Until there is a vaccine for COVID-19, the only opportunity for immunity is from infection, letting your own immune system do all the work after it’s infected with the virus. The SARS-CoV-2 coronavirus that causes COVID-19 is so contagious that experts estimate about 70% of people in a community would need to be immune to establish herd immunity. In other words, more than 200 million Americans would have to get infected before we would reach this threshold.
The statistic used to calculate this 70% threshold is called the “basic reproduction number” of a pathogen, known as R0. It represents the number of people one contagious person can infect in a community of unprotected individuals. The more contagious a disease, the higher R0 will be, and the more people that need to be immune for herd immunity.
As we socially isolate, quarantine or distance, we lower the R0. Cultural behaviors, population age and underlying comorbidity rates also influence transmission forces within a community, so the R0 across populations may differ with the situation.
Studies indicate that as of early April 2020, no more than two to four percent of any country’s population has been infected with SARS-CoV-2. This suggests that we are not close to reaching herd immunity.

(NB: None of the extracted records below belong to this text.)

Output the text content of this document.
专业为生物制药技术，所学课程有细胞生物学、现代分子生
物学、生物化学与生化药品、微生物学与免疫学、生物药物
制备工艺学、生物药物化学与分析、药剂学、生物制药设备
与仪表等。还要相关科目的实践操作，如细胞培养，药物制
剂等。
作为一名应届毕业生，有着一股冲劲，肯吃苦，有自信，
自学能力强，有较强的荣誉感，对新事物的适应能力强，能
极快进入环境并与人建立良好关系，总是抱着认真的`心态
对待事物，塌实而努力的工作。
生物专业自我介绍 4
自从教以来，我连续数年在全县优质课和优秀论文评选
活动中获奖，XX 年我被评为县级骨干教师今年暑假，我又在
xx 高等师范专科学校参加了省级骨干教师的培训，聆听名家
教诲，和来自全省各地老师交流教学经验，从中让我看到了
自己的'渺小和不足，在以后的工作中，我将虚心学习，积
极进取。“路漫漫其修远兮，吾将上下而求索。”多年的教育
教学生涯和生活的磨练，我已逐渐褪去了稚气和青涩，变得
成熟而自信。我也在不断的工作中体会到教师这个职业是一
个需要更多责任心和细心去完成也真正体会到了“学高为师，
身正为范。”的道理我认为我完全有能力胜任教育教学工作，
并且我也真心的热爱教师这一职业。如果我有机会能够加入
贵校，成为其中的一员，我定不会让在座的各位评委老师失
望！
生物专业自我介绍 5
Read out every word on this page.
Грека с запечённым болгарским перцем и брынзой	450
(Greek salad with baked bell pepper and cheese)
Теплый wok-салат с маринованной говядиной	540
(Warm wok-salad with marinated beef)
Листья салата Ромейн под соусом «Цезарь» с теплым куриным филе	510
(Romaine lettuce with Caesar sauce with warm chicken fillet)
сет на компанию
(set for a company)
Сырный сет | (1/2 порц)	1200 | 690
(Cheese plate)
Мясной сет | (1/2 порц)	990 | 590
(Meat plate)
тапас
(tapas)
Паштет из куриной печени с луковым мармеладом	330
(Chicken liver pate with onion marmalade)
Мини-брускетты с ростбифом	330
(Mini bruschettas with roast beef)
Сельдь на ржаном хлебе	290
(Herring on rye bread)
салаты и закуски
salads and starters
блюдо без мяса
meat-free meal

Since SARS-CoV-2 is a novel virus, many features are not yet well distinguished. The ability to establish herd immunity against COVID-19 centers on the assumption that infection generates sufficient, protective immunity.
At present, the extent to which humans are able to generate immunity to SARS-CoV-2 is unclear. But a study in the journal Science suggests we may be social distancing for a while.
About the Author
Deborah Barkin Fromer received a B.S. in biology at the Sage Colleges in Albany, New York, and was certified with the American Society of Clinical Pathologists as a medical technologist in 1976. She worked in the clinical laboratory as a medical technologist specializing in microbiology. In the 1990s, Ms. Fromer became interested in public health, returned to graduate school and completed a Master of Public Health (MPH) degree at Wichita State University in Wichita, Kansas.
Ms. Fromer spent several years at the University of Kansas School of Medicine as a researcher in obstetrics and gynecology, and several years as a researcher and teaching associate in preventive medicine and public health. She has taught online epidemiology and public health courses since 2001.
From 2007-2015, Ms. Fromer was an epidemiologist at the Sedgwick County Health Department in Wichita, Kansas. Her work involved electronic surveillance of reportable disease and medical conditions, investigating outbreaks and illness, solving mysteries, and keeping people in the community educated and healthy.